I’d say for your email that yes, you’re being overly cautious. For Troy’s recently launched https://haveibeenpwned.com/Passwords I probably wouldn’t use that myself, but he makes a reasonable case for why it’s secure.
I consider the security of the 5 char API acceptable, but it still leaks 20 bits of information about the password to HIBP, so it's certainly not 100% safe.
It depends on whether the hash is actually in the database or not. If it is, then one of the hashes returned corresponds to your password. But the hashing is done by HIBP itself, so a hypothetical evil Troy could determine the actual values of those passwords. If he determined who you are, perhaps by correlating requests with email submissions on the main HIBP site, he could then try to access your account on another site with each of those passwords, in the hope that you reused the same password on multiple sites. The docs say:
> On average, a range search returns 478 hash suffixes
which is low enough that one could potentially try them all in a reasonable amount of time, even taking rate limiting into account.

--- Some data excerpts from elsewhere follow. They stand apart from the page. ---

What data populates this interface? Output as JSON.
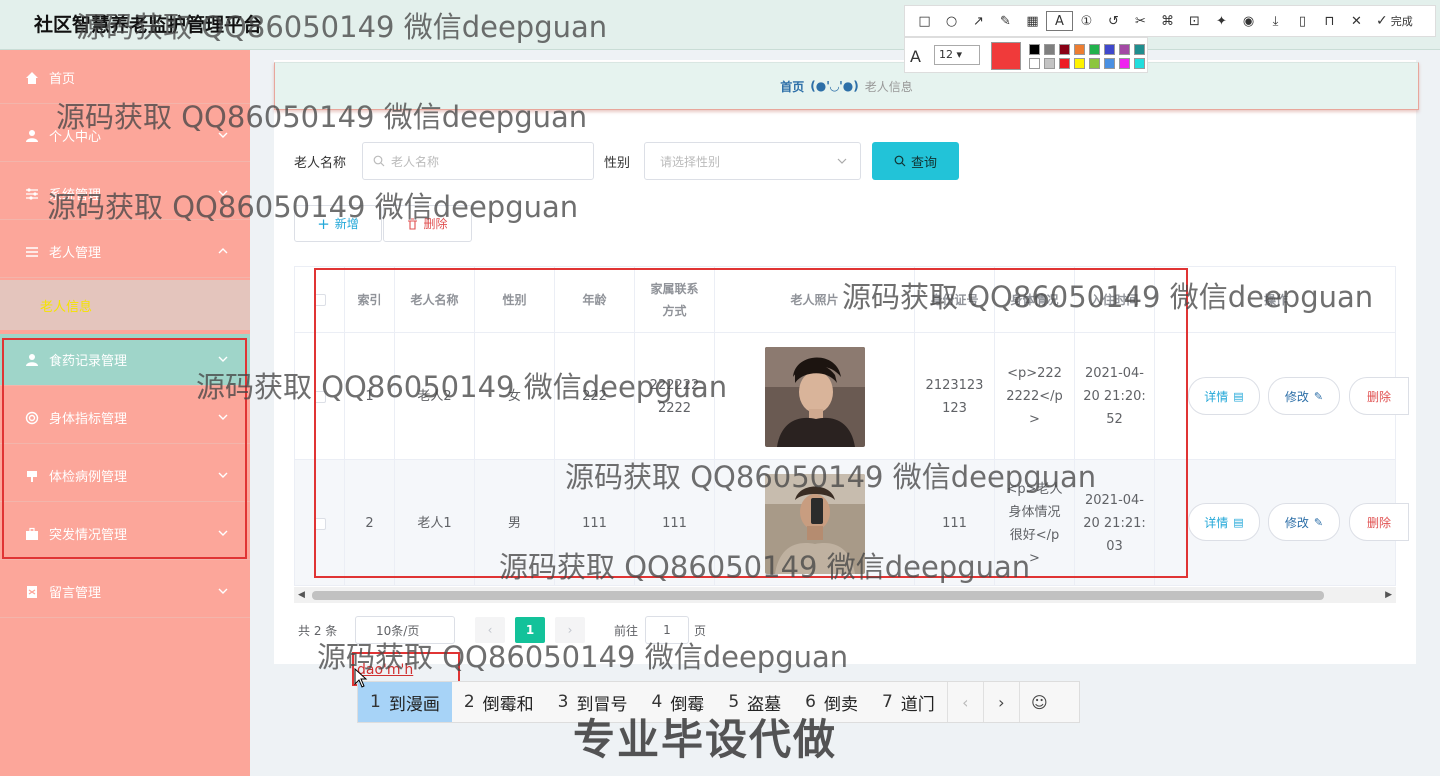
{
  "app": {
    "title": "社区智慧养老监护管理平台"
  },
  "sidebar": {
    "items": [
      {
        "label": "首页",
        "icon": "home-icon"
      },
      {
        "label": "个人中心",
        "icon": "user-icon"
      },
      {
        "label": "系统管理",
        "icon": "sliders-icon"
      },
      {
        "label": "老人管理",
        "icon": "list-icon"
      },
      {
        "label": "老人信息",
        "icon": ""
      },
      {
        "label": "食药记录管理",
        "icon": "user-icon"
      },
      {
        "label": "身体指标管理",
        "icon": "target-icon"
      },
      {
        "label": "体检病例管理",
        "icon": "clipboard-icon"
      },
      {
        "label": "突发情况管理",
        "icon": "briefcase-icon"
      },
      {
        "label": "留言管理",
        "icon": "note-icon"
      }
    ]
  },
  "breadcrumb": {
    "home": "首页",
    "face": "(●'◡'●)",
    "current": "老人信息"
  },
  "search": {
    "name_label": "老人名称",
    "name_placeholder": "老人名称",
    "gender_label": "性别",
    "gender_placeholder": "请选择性别",
    "query_label": "查询"
  },
  "actions": {
    "add": "新增",
    "delete": "删除"
  },
  "table": {
    "columns": [
      "索引",
      "老人名称",
      "性别",
      "年龄",
      "家属联系方式",
      "老人照片",
      "身份证号",
      "身体情况",
      "入住时间",
      "操作"
    ],
    "rows": [
      {
        "index": "1",
        "name": "老人2",
        "gender": "女",
        "age": "222",
        "contact": "2222222222",
        "id_no": "2123123123",
        "health": "<p>2222222</p>",
        "checkin": "2021-04-20 21:20:52"
      },
      {
        "index": "2",
        "name": "老人1",
        "gender": "男",
        "age": "111",
        "contact": "111",
        "id_no": "111",
        "health": "<p>老人身体情况很好</p>",
        "checkin": "2021-04-20 21:21:03"
      }
    ],
    "op_detail": "详情",
    "op_edit": "修改",
    "op_delete": "删除"
  },
  "pagination": {
    "total": "共 2 条",
    "page_size": "10条/页",
    "current": "1",
    "goto_label": "前往",
    "goto_value": "1",
    "page_suffix": "页"
  },
  "screenshot_tool": {
    "font_size": "12",
    "done": "完成",
    "current_color": "#f03a3a"
  },
  "ime": {
    "input": "dao'm'h",
    "candidates": [
      {
        "n": "1",
        "text": "到漫画"
      },
      {
        "n": "2",
        "text": "倒霉和"
      },
      {
        "n": "3",
        "text": "到冒号"
      },
      {
        "n": "4",
        "text": "倒霉"
      },
      {
        "n": "5",
        "text": "盗墓"
      },
      {
        "n": "6",
        "text": "倒卖"
      },
      {
        "n": "7",
        "text": "道门"
      }
    ]
  },
  "watermark": {
    "text": "源码获取 QQ86050149 微信deepguan",
    "banner": "专业毕设代做"
  }
}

...However, the leaks that go into the database typically contain username/password pairs, not just passwords. So if your password is in the database because your account was pwned (as opposed to the account of someone who happened to pick the same password as you), and the username is reasonably identifiable, anyone who downloaded the original leak could do the same thing, except knowing exactly which password to try rather than having to go through 478 of them!
And of course, the whole point of the password lookup is to inform you that your password is compromised and you need to stop using it. If you’re diligent, evil-Troy would only have a rather limited window to attack you before you changed your password on the relevant sites following a positive result. That is, assuming the API is honest and returns all the hashes it knows… In theory it could hold some back.

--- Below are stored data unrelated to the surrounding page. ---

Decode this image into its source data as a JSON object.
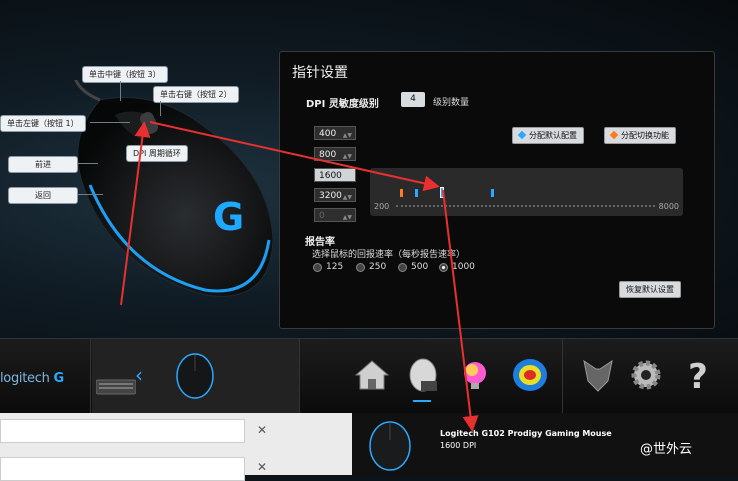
{
  "callouts": {
    "left_button": "单击左键（按钮 1）",
    "middle_button": "单击中键（按钮 3）",
    "right_button": "单击右键（按钮 2）",
    "dpi_cycle": "DPI 周期循环",
    "forward": "前进",
    "back": "返回"
  },
  "panel": {
    "title": "指针设置",
    "dpi_level_label": "DPI 灵敏度级别",
    "dpi_count": "4",
    "dpi_count_label": "级别数量",
    "dpi_levels": [
      "400",
      "800",
      "1600",
      "3200",
      "0"
    ],
    "selected_level_index": 2,
    "assign_default_label": "分配默认配置",
    "assign_shift_label": "分配切换功能",
    "slider_min": "200",
    "slider_max": "8000",
    "report_rate_title": "报告率",
    "report_rate_sub": "选择鼠标的回报速率（每秒报告速率）",
    "rates": [
      "125",
      "250",
      "500",
      "1000"
    ],
    "selected_rate": "1000",
    "restore_default_label": "恢复默认设置"
  },
  "bottom_bar": {
    "logo_text": "logitech",
    "icons": [
      "home-icon",
      "mouse-pointer-settings-icon",
      "lighting-icon",
      "heatmap-icon",
      "arx-control-icon",
      "settings-gear-icon",
      "help-icon"
    ]
  },
  "notification": {
    "device_name": "Logitech G102 Prodigy Gaming Mouse",
    "dpi_text": "1600 DPI"
  },
  "watermark": "@世外云",
  "colors": {
    "accent": "#2aa9ff",
    "shift_orange": "#ff7a1a",
    "annotation_red": "#e8312e"
  }
}
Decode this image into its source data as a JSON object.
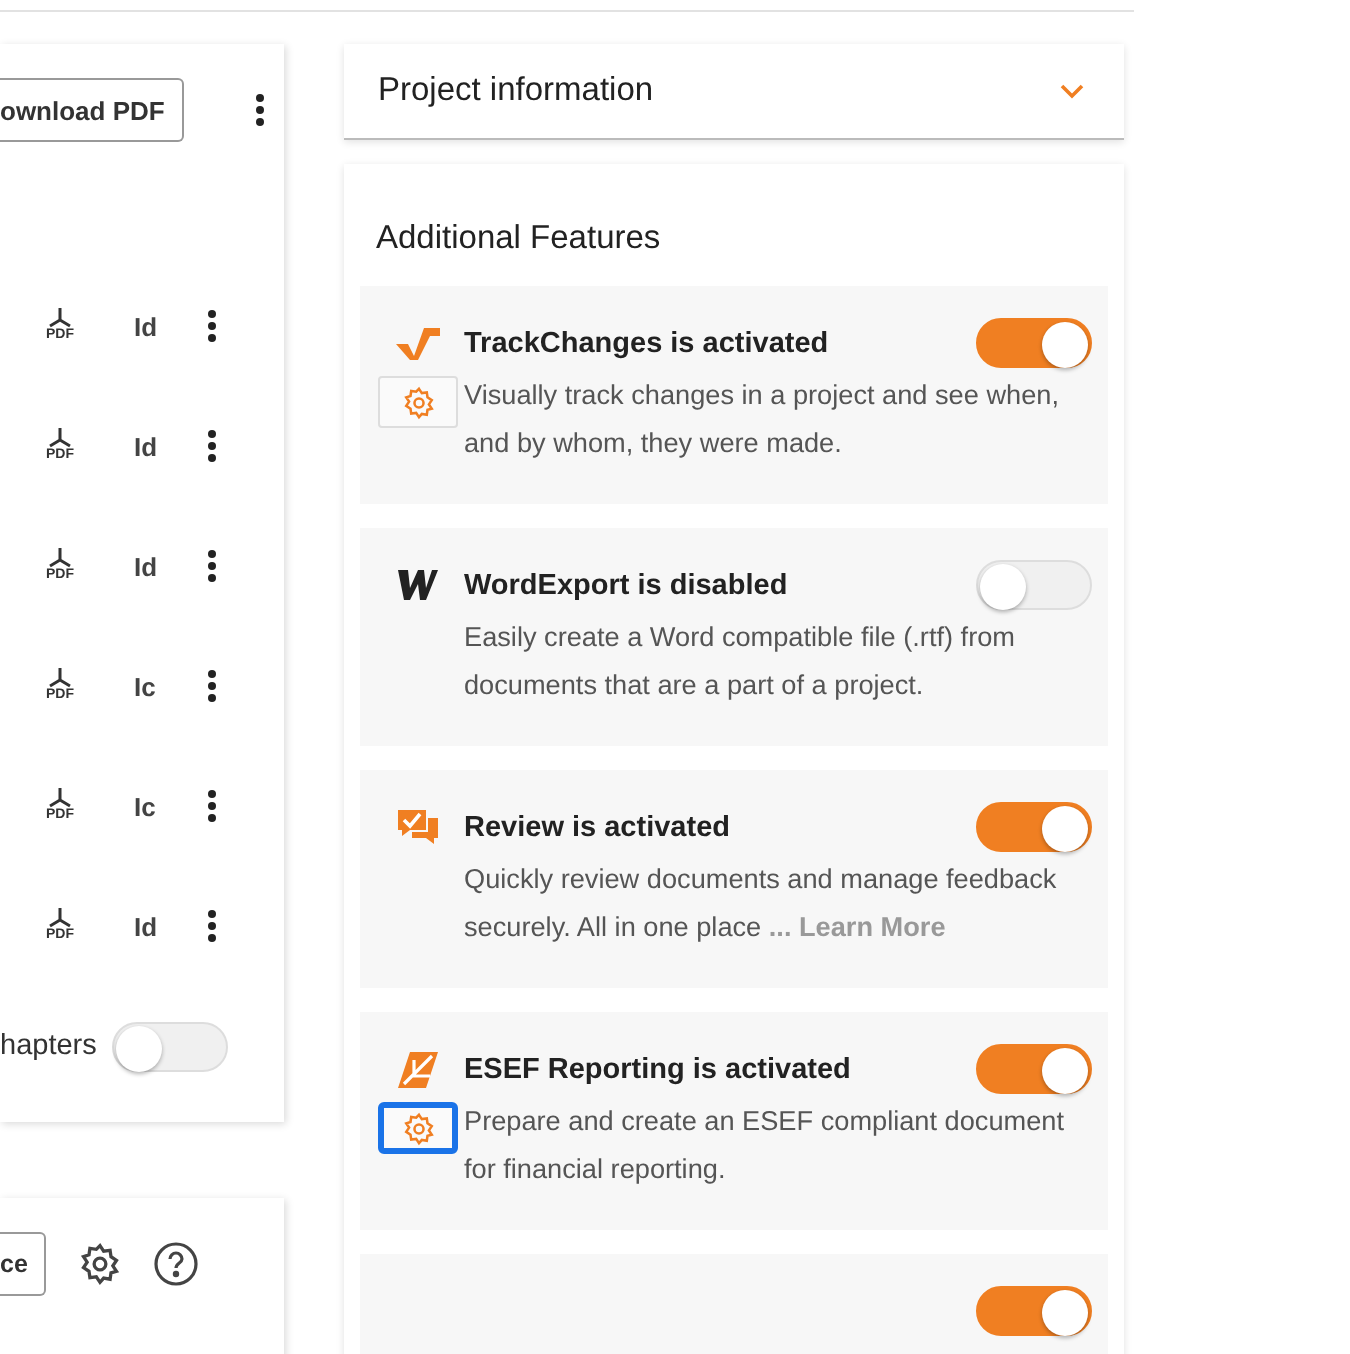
{
  "left_panel": {
    "download_button": "ownload PDF",
    "rows": [
      {
        "file_type": "PDF",
        "code": "Id"
      },
      {
        "file_type": "PDF",
        "code": "Id"
      },
      {
        "file_type": "PDF",
        "code": "Id"
      },
      {
        "file_type": "PDF",
        "code": "Ic"
      },
      {
        "file_type": "PDF",
        "code": "Ic"
      },
      {
        "file_type": "PDF",
        "code": "Id"
      }
    ],
    "chapters_label": "hapters",
    "chapters_on": false
  },
  "bottom_panel": {
    "button": "ce"
  },
  "project_information": {
    "title": "Project information",
    "expanded": false
  },
  "additional_features": {
    "title": "Additional Features",
    "features": [
      {
        "kind": "track",
        "title": "TrackChanges is activated",
        "on": true,
        "settings": true,
        "focused": false,
        "description": "Visually track changes in a project and see when, and by whom, they were made."
      },
      {
        "kind": "word",
        "title": "WordExport is disabled",
        "on": false,
        "settings": false,
        "description": "Easily create a Word compatible file (.rtf) from documents that are a part of a project."
      },
      {
        "kind": "review",
        "title": "Review is activated",
        "on": true,
        "settings": false,
        "description": "Quickly review documents and manage feedback securely. All in one place",
        "link": "... Learn More"
      },
      {
        "kind": "esef",
        "title": "ESEF Reporting is activated",
        "on": true,
        "settings": true,
        "focused": true,
        "description": "Prepare and create an ESEF compliant document for financial reporting."
      },
      {
        "kind": "partial",
        "on": true,
        "settings": false
      }
    ]
  }
}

A device of any kind isn't good enough (eg. at border crossings or when lost otherwise). Biometrics can be a substitute for a user name but never for a password.
I did write a Whitepaper and Demo: UX for Authenticated & Verified ERC20 Payments Using MetaMask and EthSigUtil.
This can be applied to identity and digital ownership of any property. This solution moves security to the edges; that is, the sole owner of the property holds the keys to sign away their rights to the data through digital signatures.
This removes the need for a central authority entirely.
Most sites are either high enough value that they should do the hard things, or they should outsource identification in some way. It is ridiculous that low-value sites use passwords, especially where cookies by themselves would suffice.
Sure, outsourcing is tricky, but apparently so are passwords? One failure mode it doesn't have is "a bunch of passwords got pwned and my company is at fault".
I do agree that the current schemes such as OAuth2 have odious implications. I don't think that the design space is completely explored, however. By relying solely on emailed and browser-stored tokens with judicious lifetimes, a site could outsource to email providers in a pretty secure way.